Israel's military has urged residents of more than 20 towns in south Lebanon to leave their homes immediately as it pressed on with an incursion after suffering its worst losses in a year of fighting the Iran-backed armed group Hezbollah.
The call for evacuations from southern towns on Thursday included the provincial capital Nabatieh, suggesting another Israeli operation designed to further weaken Hezbollah is imminent.
Israel, which has been fighting with Hamas in Gaza for almost a year, sent its troops into southern Lebanon after two weeks of intense air strikes, escalating tensions in a conflict that risks drawing in the United States and Iran.
The evacuation warnings came after Israel bombed central Beirut in an attack the Lebanese health ministry said killed nine people.
Reuters witnesses reported hearing a massive blast, which a security source said had targeted a building in the district of Bachoura a few hundred meters from parliament, the closest an Israeli strike has come to the central downtown district.
"Another sleepless night in Beirut. Counting the blasts shaking the city. No warning sirens. Not knowing what’s next. Only that uncertainty lies ahead. Anxiety and fear are omnipresent," UN special coordinator in Lebanon, Jeanine Hennis-Plasschaert, said on X on Thursday.
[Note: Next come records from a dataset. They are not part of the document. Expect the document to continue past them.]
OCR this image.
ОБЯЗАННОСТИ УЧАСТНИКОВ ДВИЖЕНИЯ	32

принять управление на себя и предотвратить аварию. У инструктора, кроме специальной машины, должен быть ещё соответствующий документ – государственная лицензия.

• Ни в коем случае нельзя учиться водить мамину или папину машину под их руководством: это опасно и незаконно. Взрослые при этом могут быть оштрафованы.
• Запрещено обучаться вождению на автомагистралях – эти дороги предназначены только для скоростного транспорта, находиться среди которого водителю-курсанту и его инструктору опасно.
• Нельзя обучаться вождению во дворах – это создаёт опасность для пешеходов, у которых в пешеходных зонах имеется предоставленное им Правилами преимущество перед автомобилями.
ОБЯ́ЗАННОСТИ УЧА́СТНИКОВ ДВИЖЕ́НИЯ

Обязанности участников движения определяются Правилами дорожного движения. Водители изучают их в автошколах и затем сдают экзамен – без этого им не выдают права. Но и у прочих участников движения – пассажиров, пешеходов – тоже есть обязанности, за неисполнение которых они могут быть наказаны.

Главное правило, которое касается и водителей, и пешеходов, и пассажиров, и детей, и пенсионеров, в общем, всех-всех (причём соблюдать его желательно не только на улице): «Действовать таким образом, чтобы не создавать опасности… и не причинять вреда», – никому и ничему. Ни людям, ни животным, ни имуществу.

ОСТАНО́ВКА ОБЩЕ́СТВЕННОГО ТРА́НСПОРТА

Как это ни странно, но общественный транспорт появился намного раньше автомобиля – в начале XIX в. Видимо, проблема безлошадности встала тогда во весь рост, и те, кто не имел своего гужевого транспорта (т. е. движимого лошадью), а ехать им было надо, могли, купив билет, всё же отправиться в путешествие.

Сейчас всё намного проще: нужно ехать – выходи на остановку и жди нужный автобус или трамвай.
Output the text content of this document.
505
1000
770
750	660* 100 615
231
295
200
A Hezbollah-linked civil defence group said seven of its staff, including two medics, had been killed in the Beirut attack, which Israel said was a "precise" air strike.
Israel also said it targeted a municipality building in the southern Lebanese town of Bint Jbeil killing 15 Hezbollah members, while more than a dozen Israeli missiles also hit the southern suburb of Dahiyeh, where Hezbollah leader Hassan Nasrallah was killed last week.
Eight Israeli soldiers were killed in ground combat on Wednesday in south Lebanon as its forces thrust into its northern neighbour.
As it pushes into south Lebanon, Israel is also weighing its options for retaliation against its arch-foe Iran.
The Islamic Republic launched its largest-ever assault on Israel on Tuesday in what it said was retaliation for Israel's assassination of senior Hamas and Hezbollah leaders and its operations in Gaza and Lebanon.
On Thursday, Israel's military said it had "eliminated" Rawhi Mushtaha, the head of the Hamas government in Gaza, along with senior security officials Sameh al-Siraj and Sami Oudeh in strikes three months ago.
Tehran said its attack was over, barring further provocation, but Israel and the United States have promised to hit back hard.
Iranian President Masoud Pezeshkian, speaking at an event in Doha, said Iran would be ready to respond and warned against "silence" in the face of Israel's "warmongering".
"Any type of military attack, terrorist act or crossing our red lines will be met with a decisive response by our armed forces," he said.
Qatar's Emir Sheikh Tamim bin Hamad Al-Thani called for serious ceasefire efforts to stop Israel's "aggression" in Lebanon and said no peace was possible in the Middle East without the creation of a Palestinian state.
What is happening in the Middle East was a "collective genocide" he said at the same Doha event, adding his country had always warned of Israel's "impunity".
The Lebanese border front opened after Hezbollah fired missiles at Israel on October 8 in support of Hamas in its war with Israel in Gaza.
Iran's other regional allies - Yemen's Houthis and armed groups in Iraq - have also launched attacks in the region in support of Hamas.
The Houthis, who have been firing missiles, sending armed drones and launching boats laden with explosives at commercial ships with ties to Israeli, US and UK entities since 2023, said they launched a successful attack on Israel's commercial capital Tel Aviv with drones.
Israel said it intercepted a suspicious aerial target in the area of central Israel early on Thursday.
More than 1900 people have been killed and over 9000 wounded in Lebanon in almost a year of cross-border fighting, with most of the deaths occurring in the past two weeks, according to Lebanese government statistics.
Caretaker Prime Minister Najib Mikati said about 1.2 million Lebanese had been displaced by Israeli attacks.